第23話 死の恐怖は善悪を麻痺させる
盗賊ギルドの運営が変わったからか、他の街から悪党どもが流れ込んで来た。
他の街の悪党どもに何のメリットがあるか理解らない。
しかし、確実に増えているのだ。
なので夜遅く女性が出歩いていると危険極まりない。
流石のご主人様も他の街の悪党には顔が利かないため狙われる可能性があるということだ。
俺の隣ではノディールがシュッ、シュッとシャドウボクシングしながら歩いている。
ロジーナは弓矢を構え真剣な顔で周囲を警戒している。
勿論、俺もケイブバットで上空から監視を続けていた。
本当はソフィアさんもいてくれたら心強いのだが、家にもストリートチルドレンがいるため全員でご主人様を迎えに行くわけにもいかないのだ。
「おい」と言いながら、強面の男が近づいて来た。
如何にも誘拐犯です!な男だ。
「お前は敵か?」ロジーナが弓を構えながら尋ねる。
「あんっ!? 何だ、この野郎!?」
「ノディール姉、敵、排除」
ノディールは男の目の前で腰を落とし、スレンダーキャット族特有の全身のバネを活かし、男の顎に向けてアッパーカットを繰り出す。

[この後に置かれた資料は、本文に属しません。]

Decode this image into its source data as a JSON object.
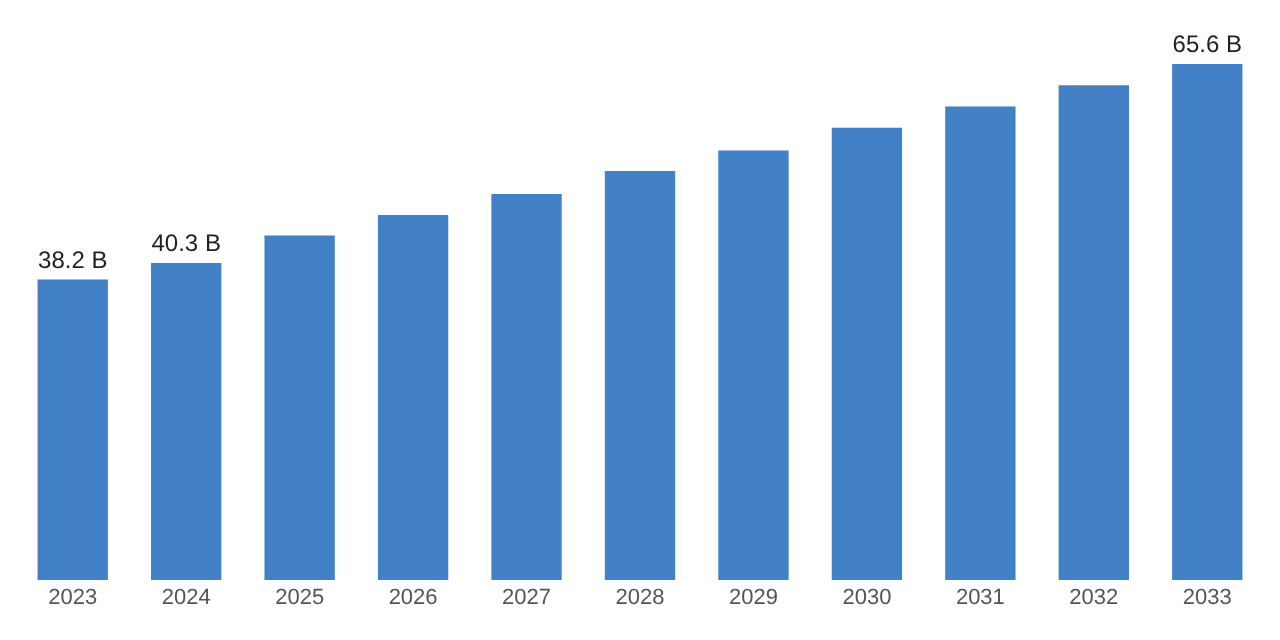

あっ、某ボクシング漫画で見たことある必殺パンチだ!!
男が後ろにグラついた瞬間、飛び上がったノディールは、かかと落としで男の顔面を蹴り、男の頭部を地面にめり込ませた。
ちょっ!?
ノディールさん!?
やりすぎですよ!!
『次、左。路地ノ裏』と俺のケイブバットが報告してきた。
「ロジーナ、左、路地裏!」
「路地裏の男、敵か?」
真実眼は問いかけて初めて威力を発揮する。
対象に質問ができれば、相手の心の位置、つまり肉体の位置も把握できるのだ。
ロジーナは躊躇なく路地裏の男の脳天に矢を打ち込む。
怖いよ、この子達!?
「ケージ、動くな!!」
稲妻のようなノディールの飛び蹴りが頬をかすめる。
後ろから音もなく狙われてた事実より、その強烈な……弾丸のような蹴りが怖いっての!!
ちょっとチビったぜ。
「ぐわぁぁぁっ!!」と俺の後ろで別の男が顔を押さえながら倒れた。
「雑魚、死ね」、「人族、死ね」とロジーナは、ノディールが倒した男たちにとどめを刺していく。
おいおい、いつから、こんな凶悪な娘になった!?
人族死ねって、明らかに問題発言だぞ!?
はっ!?
ソフィアさんの覗きがバレたら……股間、マジで撃ち抜かれてたんじゃね!?
「ケージ。スレンダーキャット族は鼻も良いのにゃ。お前可愛いな、守りたくなるにゃ」
ノディールにタンタンと肩を叩かれた。
ぐっ、チビったことバレてる!?
鼻も良いって……やっぱりソフィアさんの覗きもバレてるじゃねーか!!
「う、あの件は……ロジーナに内緒で頼む」
「今度、何か奢ってもらおうかにゃ?」
「は、はい……。何でも……」
ノディールはガッツポーズで喜び、ロジーナは盗賊の耳を削いでいる。
あれ、それって討伐したゴブリンの耳を証拠に持っていくってやつだよね?
人間もやるんだ……。
おえぇぇぇぇっっ!!
またスプラッターな現場を見て聖水を吐き出した。